Block access personality

In a second blog, looking at Alletra MP block access storage, Krekoukias revealed more information about HPE’s new block storage OS. We already know it has a Primera base with added disaggregated compute and storage box support plus Nimble data reduction but Krekoukias tells us more about  this, removing scalability limitations and improved efficiency.

It has Active Peer Persistence, meaning active-active access to sync replicated volumes. With this “migrations from older systems will be easy and non-disruptive (we are initially aiming this system at existing smaller 3PAR customers.”
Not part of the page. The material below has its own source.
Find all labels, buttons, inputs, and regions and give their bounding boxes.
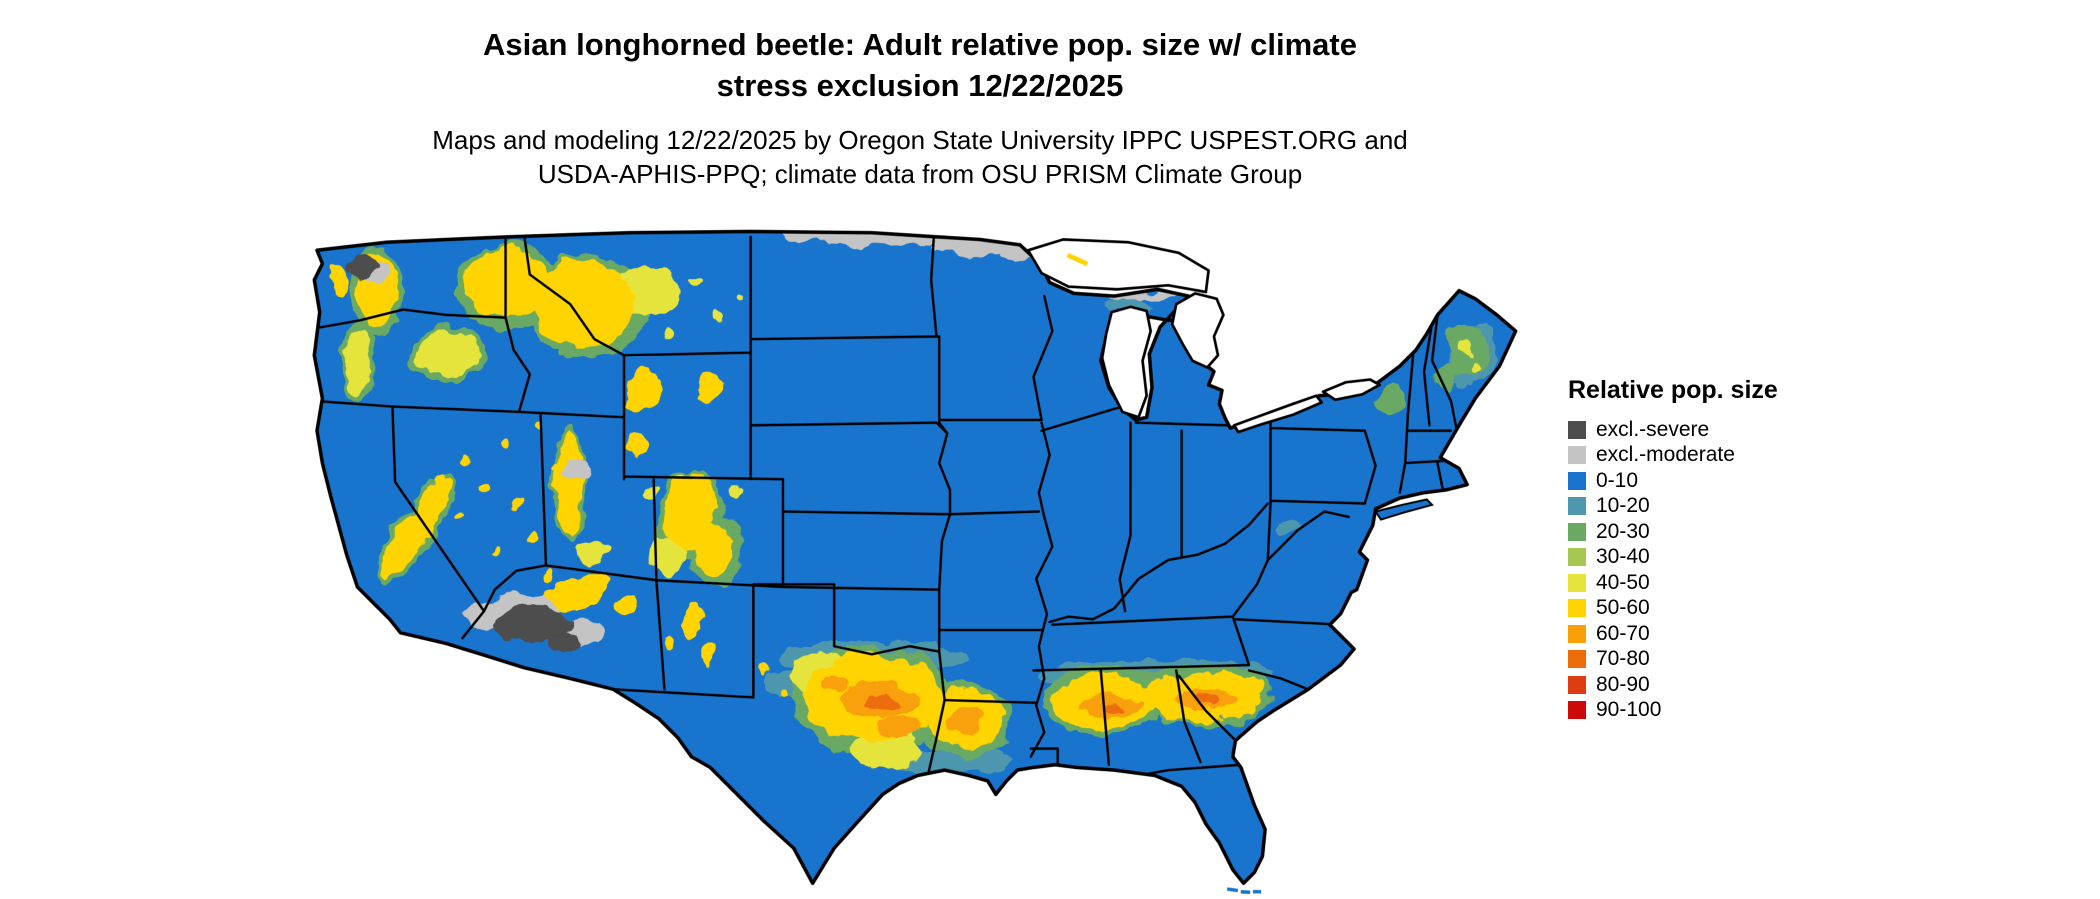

“Redirect-on write (ROW) snaps were carried over from Nimble. As was always doing full stripe writes and extremely advanced checksums that protect against lost writes, misplaced writes and misdirected reads.”
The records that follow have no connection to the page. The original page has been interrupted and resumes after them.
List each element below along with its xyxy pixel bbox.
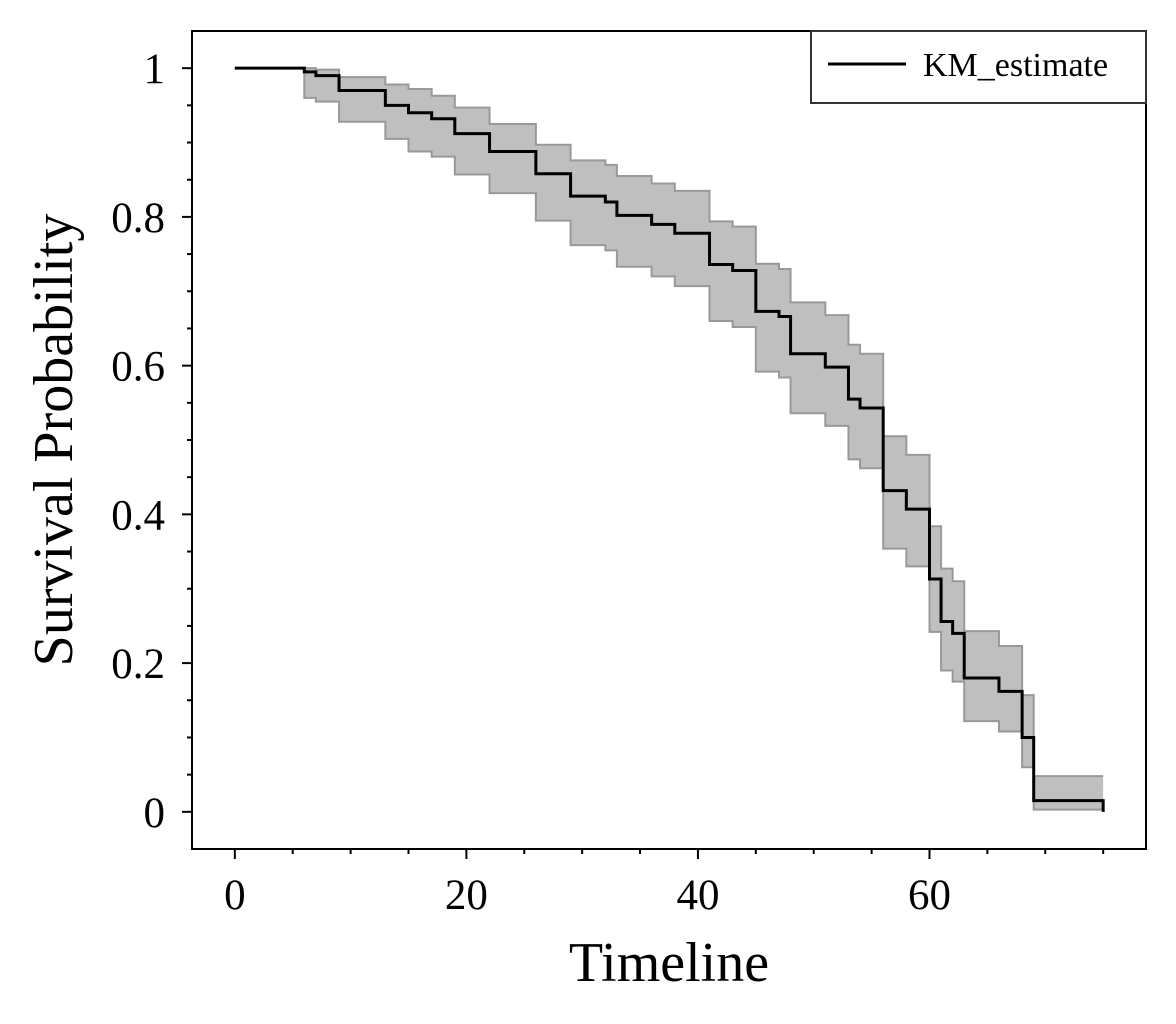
y-tick-label: 1 xyxy=(144,46,166,93)
y-tick-label: 0 xyxy=(144,790,166,837)
km-estimate-line xyxy=(234,66,1105,812)
y-tick-label: 0.6 xyxy=(111,344,165,391)
x-tick-label: 60 xyxy=(908,872,951,919)
legend-box xyxy=(810,30,1147,104)
ci-lower-edge xyxy=(234,67,1104,811)
km-line-layer xyxy=(234,66,1105,812)
confidence-band-layer xyxy=(234,67,1104,811)
x-axis-title: Timeline xyxy=(569,932,769,994)
y-tick-label: 0.4 xyxy=(111,492,165,539)
confidence-band xyxy=(234,68,1104,810)
x-tick-label: 40 xyxy=(676,872,719,919)
x-tick-label: 0 xyxy=(224,872,246,919)
x-tick-label: 20 xyxy=(445,872,488,919)
y-axis-title: Survival Probability xyxy=(23,214,85,667)
y-tick-label: 0.2 xyxy=(111,641,165,688)
y-tick-label: 0.8 xyxy=(111,195,165,242)
x-axis: 0 20 40 60 xyxy=(224,849,1105,919)
y-axis: 0 0.2 0.4 0.6 0.8 1 xyxy=(111,46,192,837)
legend-label: KM_estimate xyxy=(923,47,1108,84)
ci-upper-edge xyxy=(234,67,1104,778)
legend: KM_estimate xyxy=(810,30,1147,104)
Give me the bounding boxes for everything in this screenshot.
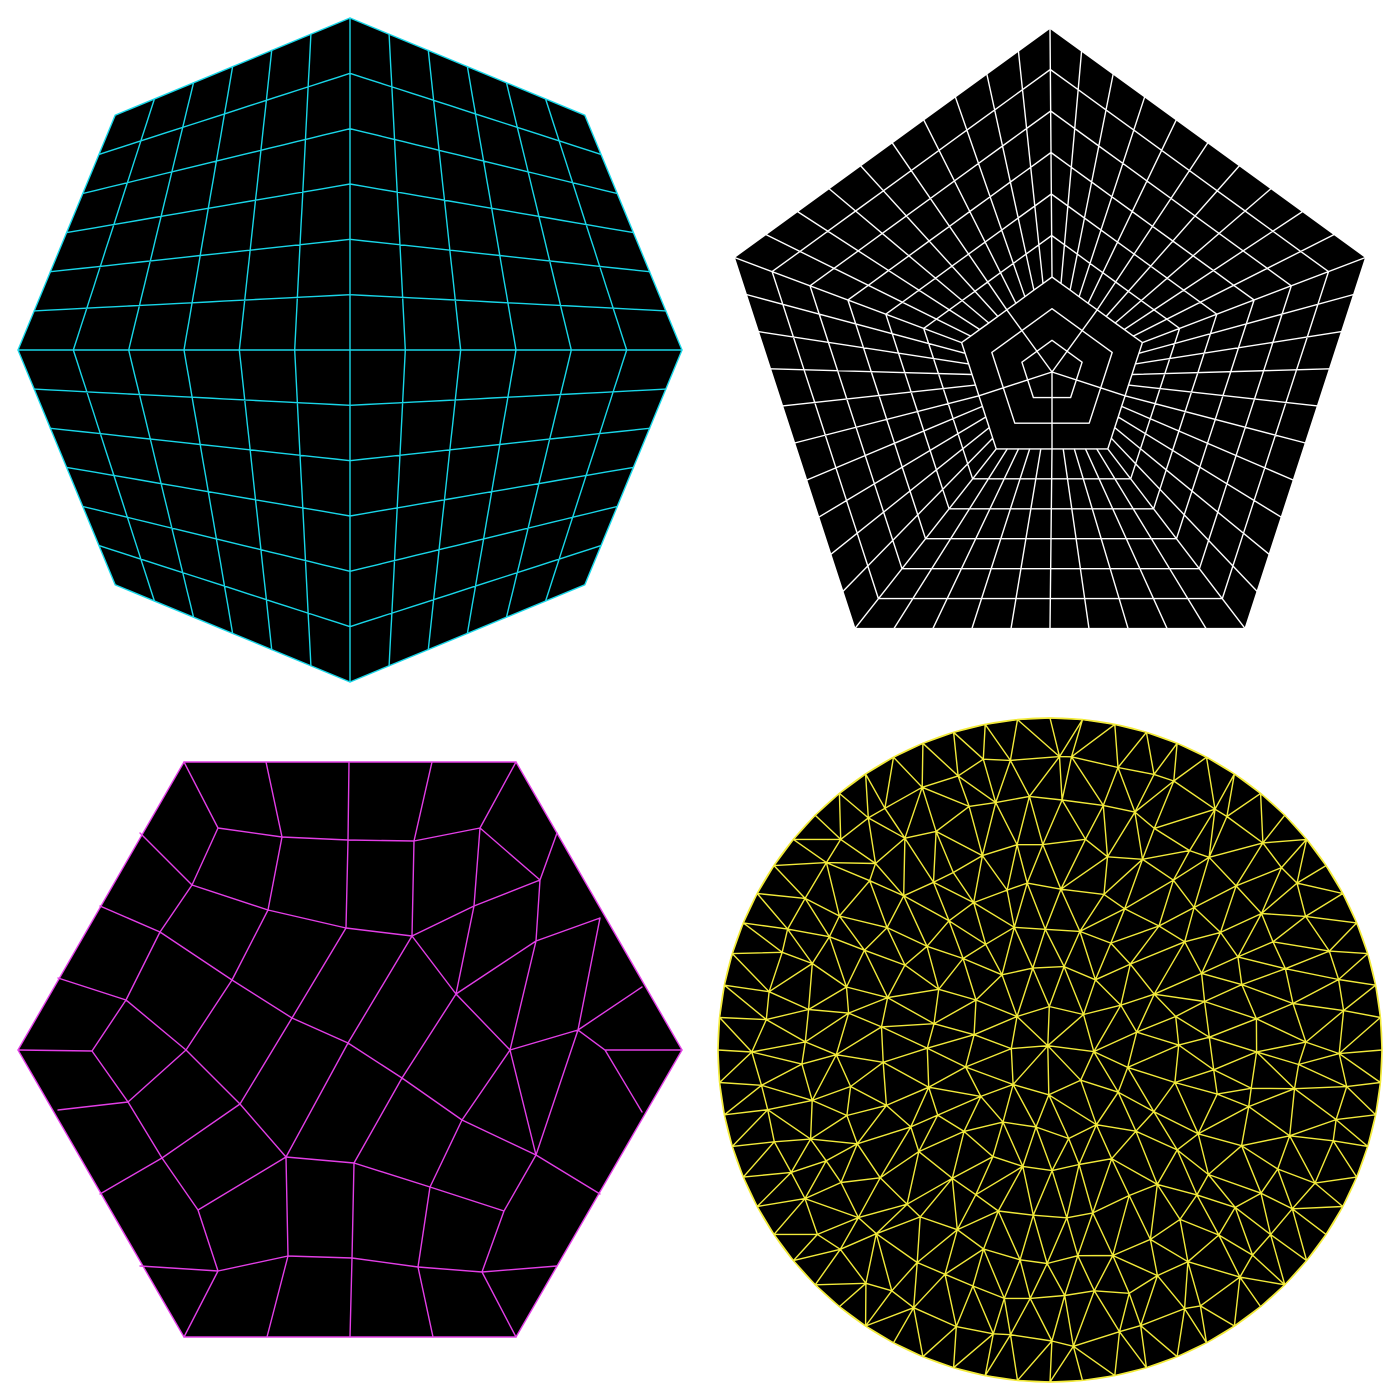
hexagon-mesh-lines xyxy=(17,761,683,1338)
octagon-grid-lines xyxy=(17,17,683,683)
pentagon-mesh-lines xyxy=(733,27,1367,630)
circle-triangle-edges xyxy=(717,717,1383,1383)
octagon-quad-mesh-panel xyxy=(0,0,700,700)
hexagon-quad-mesh-panel xyxy=(0,700,700,1400)
pentagon-quad-mesh-panel xyxy=(700,0,1400,700)
circle-triangle-mesh-panel xyxy=(700,700,1400,1400)
circle-triangle-mesh xyxy=(717,717,1383,1383)
octagon-quad-mesh xyxy=(17,17,683,683)
hexagon-boundary xyxy=(17,761,683,1338)
pentagon-quad-mesh xyxy=(733,27,1367,630)
hexagon-quad-mesh xyxy=(17,761,683,1338)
The software allows single node addition, dissimilar node addition, and simultaneous multiple node loss in a cluster. There is no volatile write cache as a write-through scheme is used; “where dirty write data and associated metadata is hardened to stable storage before an I/O complete is sent to the host. The architecture allows for that storage to be a special part of the drives, or different media altogether. An extra copy is kept in the RAM of the controllers.”

Krekoukias says: “This way of protecting the writes also allows more predictable performance on a node failure, simpler and easier recovery, completely stateless nodes, the ability to recover from a multi-node failure, plus easy access to the same data by way more than 2 nodes…”

“Eventually, the writes are coalesced, deduped and compressed, and laid down in always full stripes (no overwrites means no read-modify-write RAID operations) to parity-protected stable storage.

The redirect-on write snapshot method avoids a write performance penalty which persists in write-intensive environments. The ROW method treats snapshots as a list of pointers. When blocks in a volume are going to be overwritten the snapshot system is updated with the pointers to the about-to-be-overwritten blocks and then the new data is written to a fresh area of the drive.

The existing old data blocks are added to the snapshot system without having to be read and copied in separate IO operations. There is only one I/O operation; a write, plus the snapshot pointer updating. Consequently ROW snapshots are faster than the alternative Copy-on-Write (COW) snapshots.

At first, Alletra MP block storage will use compute nodes with drives inside the chassis. A near-future release will introduce “the larger, switched, fully disaggregated, shared-everything architecture for much larger and more flexible implementations.” Scale-out block in other words.

We’ll hear more details on Alletra MP file storage before the end of the month.